Polygenic risk score (PRS) tools differ substantially in statistical assumptions, input requirements, and implementation complexity, making direct comparison difficult. We developed a harmonized, implementation-aware benchmarking framework to evaluate 46 PRS tools across seven binary UK Biobank phenotypes and one continuous trait under three model configurations: null, PRS-only, and PRS plus covariates. The framework integrates standardized preprocessing, tool-specific execution, hyperparameter exploration, and unified downstream evaluation using five-fold cross-validation on high-performance computing infrastructure. In addition to predictive performance, we assessed runtime, memory use, input dependencies, and failure modes. A Friedman test across 40 phenotype--fold combinations confirmed significant differences in tool rankings ($χ^2 = 102.29$, $p = 2.57 \times 10^{-11}$), with no single method universally optimal. These findings provide a reproducible framework for comparative PRS evaluation and demonstrate that tool performance is shaped not only by statistical methodology but also by phenotype architecture, preprocessing choices, covariate structure, computational demands, software robustness, and practical implementation constraints.

Figures (3)

• Figure 1: Harmonized benchmarking framework used to evaluate 46 PRS tools across eight phenotypes. The framework standardizes installation, data preparation, hyperparameter definition, and tool execution, followed by cross-validation, performance evaluation, hyperparameter sensitivity analysis, and a structured analysis of the tool's results.

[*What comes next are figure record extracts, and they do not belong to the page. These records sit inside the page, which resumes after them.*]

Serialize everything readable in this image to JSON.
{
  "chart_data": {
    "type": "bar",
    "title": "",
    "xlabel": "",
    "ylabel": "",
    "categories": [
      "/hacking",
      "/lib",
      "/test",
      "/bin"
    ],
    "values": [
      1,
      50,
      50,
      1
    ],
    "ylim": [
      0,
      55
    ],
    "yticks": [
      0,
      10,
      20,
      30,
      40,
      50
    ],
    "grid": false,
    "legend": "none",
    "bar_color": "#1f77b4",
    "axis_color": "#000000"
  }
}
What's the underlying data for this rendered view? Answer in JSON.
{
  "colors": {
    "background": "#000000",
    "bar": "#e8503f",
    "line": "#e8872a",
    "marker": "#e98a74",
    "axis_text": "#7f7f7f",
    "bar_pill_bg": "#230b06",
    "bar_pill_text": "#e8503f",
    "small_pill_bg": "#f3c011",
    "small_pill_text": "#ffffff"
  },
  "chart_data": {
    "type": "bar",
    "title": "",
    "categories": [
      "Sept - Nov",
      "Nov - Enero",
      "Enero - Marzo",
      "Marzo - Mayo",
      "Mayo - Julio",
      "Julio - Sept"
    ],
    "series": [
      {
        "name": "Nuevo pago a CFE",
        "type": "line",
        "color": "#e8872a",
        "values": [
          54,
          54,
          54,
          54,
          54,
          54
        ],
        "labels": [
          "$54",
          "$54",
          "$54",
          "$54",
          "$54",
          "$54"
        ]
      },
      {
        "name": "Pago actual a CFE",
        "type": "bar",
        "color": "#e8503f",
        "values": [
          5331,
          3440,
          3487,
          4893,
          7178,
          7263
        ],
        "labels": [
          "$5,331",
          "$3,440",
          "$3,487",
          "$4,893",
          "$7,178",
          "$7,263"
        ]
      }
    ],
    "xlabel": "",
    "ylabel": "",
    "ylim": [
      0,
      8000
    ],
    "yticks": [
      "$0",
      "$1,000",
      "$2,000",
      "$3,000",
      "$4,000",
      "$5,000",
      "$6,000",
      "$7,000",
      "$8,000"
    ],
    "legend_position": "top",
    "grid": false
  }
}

• Figure 2: Predictive performance versus operational complexity across 46 PRS tools. Each point represents one PRS tool. The x-axis shows a composite operational complexity score computed as a weighted sum of five normalised components: data input requirements ($w = 0.20$), LD modelling burden ($w = 0.15$), log-normalised mean runtime ($w = 0.25$), normalised mean memory consumption ($w = 0.15$), and phenotype-level failure rate ($w = 0.25$), where failure rate is defined as the proportion of 40 phenotype--fold combinations for which no valid result was produced. The y-axis shows average predictive performance across all phenotypes for which the tool produced a valid result, expressed as AUC for binary phenotypes and $R^2$ for the continuous Height phenotype and averaged across all evaluated traits. Dashed lines denote the median complexity score (0.33) and median performance (0.578), dividing the space into four quadrants. Quadrant background shading reflects the mean performance of tools within each quadrant, with deeper shading indicating higher average performance.
• Figure 3: Hierarchical clustering of PRS tools based on cross-phenotype similarity of SNP effect sizes. For each phenotype, tool-specific beta estimates were averaged across the five cross-validation folds and aligned on overlapping SNPs. Pairwise Pearson correlations between tools were then computed and averaged across phenotypes to obtain an overall similarity matrix. The dendrogram was constructed using distance defined as $1 - r$, where $r$ is the average pairwise correlation. Tools that cluster more closely produced more similar SNP effect-size profiles across the evaluated phenotypes.